Step 3: Separate Your Finances

Do not allow anyone else to use your bank account for their transactions. Every cent that enters your account is viewed as “Income available for your support.” To keep your status “Approved,” your account should only reflect your personal financial reality.

What to Do If You Are Declined But Your Income is Below R624

The automated system is not perfect. If your actual income is below R624, but you have been declined for “Alternative Income,” you must take administrative action.

  1. Identify the Source: Check which month was declined and look at your bank statement for that specific month.
  2. Lodge an Appeal: You have 90 days to appeal. In your appeal, you will state that your income does not exceed the threshold.
  3. Prepare Documentation: Keep your bank statements ready. If the Independent Tribunal requests a manual review, these statements are your primary proof of eligibility.

Is the Threshold Subject to Change?

The R624 threshold is tied to national economic policy and inflation adjustments. While there are ongoing discussions regarding raising this limit to the “Upper Bound Poverty Line,” any change must be officially gazetted. Until an official announcement is made by the relevant government ministry, the R624 limit remains the authoritative standard for the Means Test.

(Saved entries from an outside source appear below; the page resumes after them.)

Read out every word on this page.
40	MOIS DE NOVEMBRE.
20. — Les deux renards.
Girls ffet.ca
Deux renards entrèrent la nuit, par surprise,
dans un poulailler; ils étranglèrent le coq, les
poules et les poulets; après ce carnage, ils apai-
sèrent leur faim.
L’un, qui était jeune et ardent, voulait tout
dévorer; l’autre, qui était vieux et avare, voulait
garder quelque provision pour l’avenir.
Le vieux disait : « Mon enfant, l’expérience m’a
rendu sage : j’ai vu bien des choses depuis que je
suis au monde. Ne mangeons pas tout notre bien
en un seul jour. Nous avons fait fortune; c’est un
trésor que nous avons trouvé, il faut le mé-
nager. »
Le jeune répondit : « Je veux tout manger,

Conclusion: Mastering the Rules of Eligibility

The maximum income threshold is the most important rule in the grant system. By understanding the R624 limit and how the “Means Test” operates, you can proactively manage your bank account and avoid unnecessary declines. Accuracy in your financial records is the best way to ensure that the system recognizes your need and processes your support without interruption.